Learnings from the degree programme
The degree programme prepared us for the project in several ways. The students were able to apply the technical fundamentals of AI, natural language processing, and system architecture directly – particularly when designing the LLM-based NLU module and the deterministic state engine.
The expertise in change management and value design was crucial in developing the solution not only from a technical perspective, but also with the user in mind. Ultimately, our studies taught us to approach complex problems in a structured manner.
The main lesson learned from the project:
Responsible use of AI requires more design effort than full automation. It is simpler to allow an AI to make all decisions, rather than implementing it as an assistive system with defined boundaries. Especially in safety-critical contexts, humans must be able to understand, question, and reject system recommendations.

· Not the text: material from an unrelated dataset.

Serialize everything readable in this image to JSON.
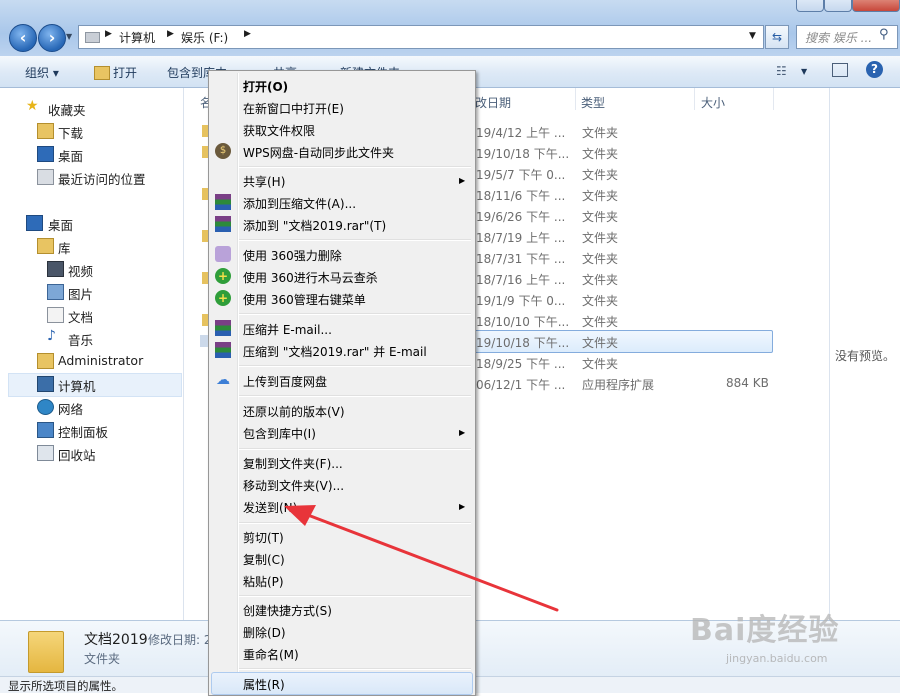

This insight is not only relevant in military contexts, but also for many other applications involving critical AI systems.
What are the next steps for the project?
The project is being advanced in collaboration with the Swiss Innovation Forces of the Swiss Army. The idealisation stage of the five-phase process has been completed and is now moving into the validation phase. If the feasibility of the project is assessed as practical and value-adding through the use of prototypes and specialist interviews, it will proceed to the experimentation phase.